Christian Danner created XSTR-690:
-------------------------------------
Summary: Broken deserialization of singleton references using
custom readResolve method returning null
Key: XSTR-690
URL: https://jira.codehaus.org/browse/XSTR-690
Project: XStream
Issue Type: Bug
Components: Converters
Affects Versions: 1.3.1
Reporter: Christian Danner
Assignee: Joerg Schaible
Attachments: corruptSerializationTest.xml
We have our own abstract Enum base class implementation for which a custom
readResolve method has been implemented that ensures that singleton instances
are returned upon deserialization (with our without XStream) that looks like
this:
public Object readResolve() throws java.io.ObjectStreamException {
try {
Class clazz = getClassWithFields();
Field f = clazz.getField(_fieldName);
return f.get(null);
} catch (NoSuchFieldException ex) {
return null;
}
}
Additionally according readObject and writeObject implementations ensure that
the name of the Enum field is (de)serialized:
private void readObject(java.io.ObjectInputStream in) throws
java.io.IOException {
try {
_fieldName = (String) in.readObject();
} catch (ClassNotFoundException ex) {
throw new java.io.IOException(ex.getMessage(), ex);
}
}
Now instead of throwing an Exception in case a value is being read that is not
yet available (in case a newer file is being read by an application using an
older Enum implementation where the field is not available) we want to
initialize such missing Enum values with null - hence null is returned in case
the field with the deserialized name cannot be found in readResolve.
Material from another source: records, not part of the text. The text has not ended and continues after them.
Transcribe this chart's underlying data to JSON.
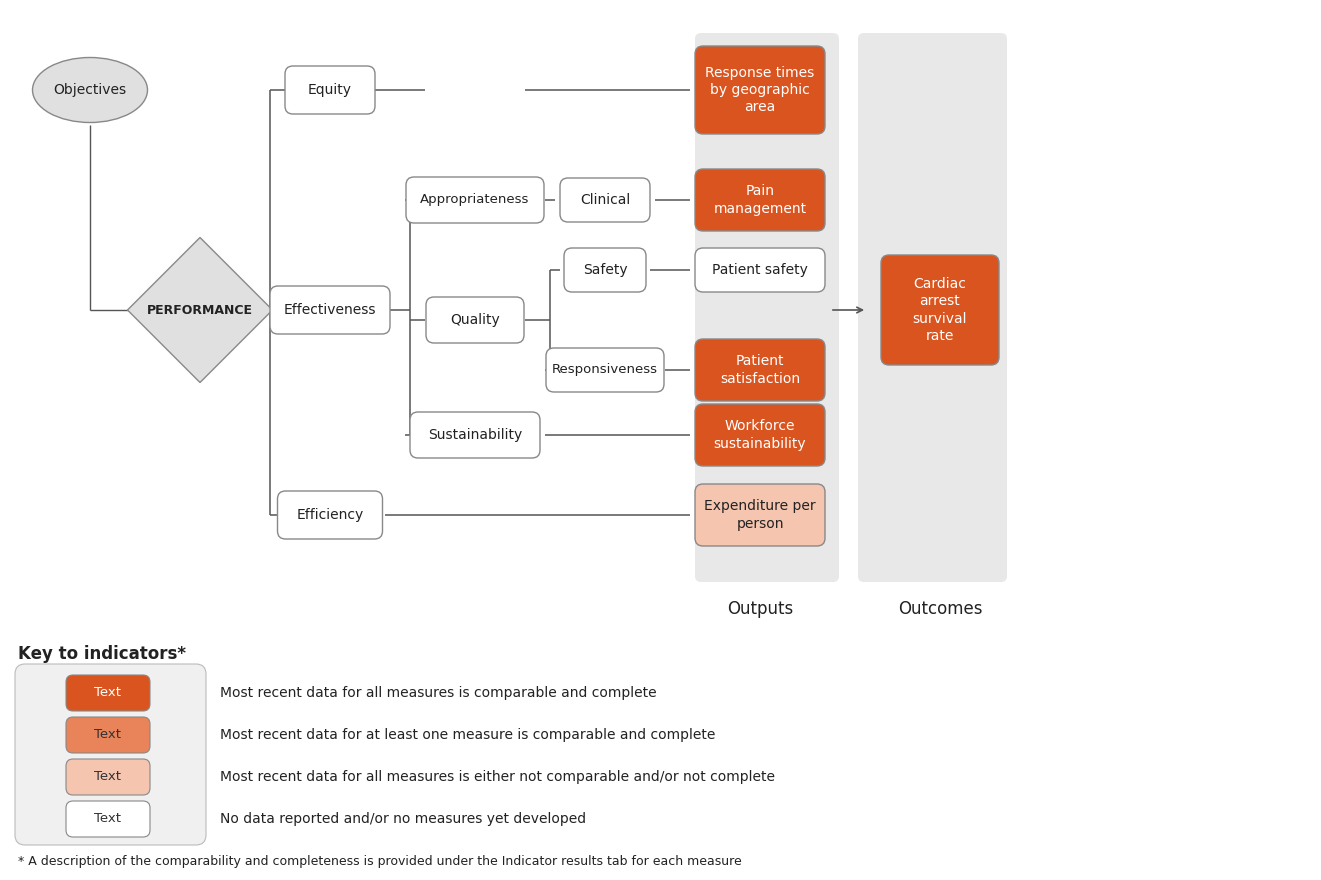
{
  "bg_color": "#ffffff",
  "gray_panel_color": "#e8e8e8",
  "orange_dark": "#d9541e",
  "orange_mid": "#e8835a",
  "orange_light": "#f5c5b0",
  "box_border": "#888888",
  "line_color": "#555555",
  "title_outputs": "Outputs",
  "title_outcomes": "Outcomes",
  "key_title": "Key to indicators*",
  "footnote": "* A description of the comparability and completeness is provided under the Indicator results tab for each measure",
  "key_items": [
    {
      "color": "#d9541e",
      "text_color": "#ffffff",
      "label": "Text",
      "desc": "Most recent data for all measures is comparable and complete"
    },
    {
      "color": "#e8835a",
      "text_color": "#333333",
      "label": "Text",
      "desc": "Most recent data for at least one measure is comparable and complete"
    },
    {
      "color": "#f5c5b0",
      "text_color": "#333333",
      "label": "Text",
      "desc": "Most recent data for all measures is either not comparable and/or not complete"
    },
    {
      "color": "#ffffff",
      "text_color": "#333333",
      "label": "Text",
      "desc": "No data reported and/or no measures yet developed"
    }
  ]
}
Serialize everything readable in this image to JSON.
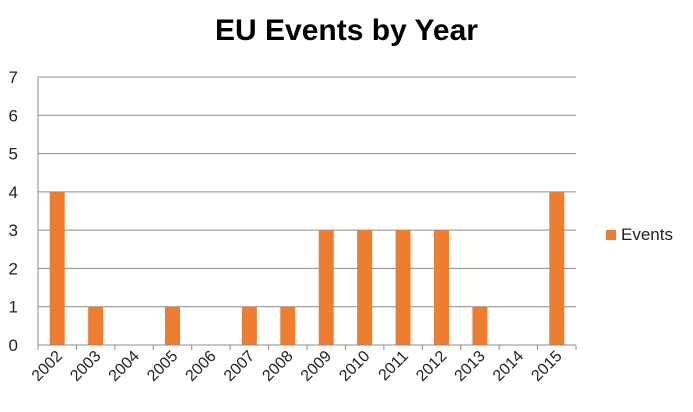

XStream does currently not support this because the
AbstractReferenceUnmarshaller does not cache null values (line 63):
result = super.convert(parent, type, converter);
if (currentReferenceKey != null && result != null) {
values.put(currentReferenceKey, result);
}
What's making things worse is that the AbstractReflectionConverter (line 165)
calls readResolve after the Object that has been created by default
deserialization has already been cached:
public Object unmarshal(final HierarchicalStreamReader reader, final
UnmarshallingContext context) {
Object result = instantiateNewInstance(reader, context);
// after this call the Object returned by readObject has been cached:
result = doUnmarshal(result, reader, context);
return serializationMethodInvoker.callReadResolve(result);
}
So in case multiple references to the Enum singleton are stored in a file the
behaviour is as follows:
* Upon first deserialization null is returned (as desired) because readResolve
is called
* For all successive references the cached Object deserialized using
readObject() is returned
The attached .xml file contains an ArrayList with multiple Objects referencing
such a (non-existing) Enum value.
While this may seem like a very specific use case it makes me wonder if missing
support for null return values in readResolve implementations is really desired.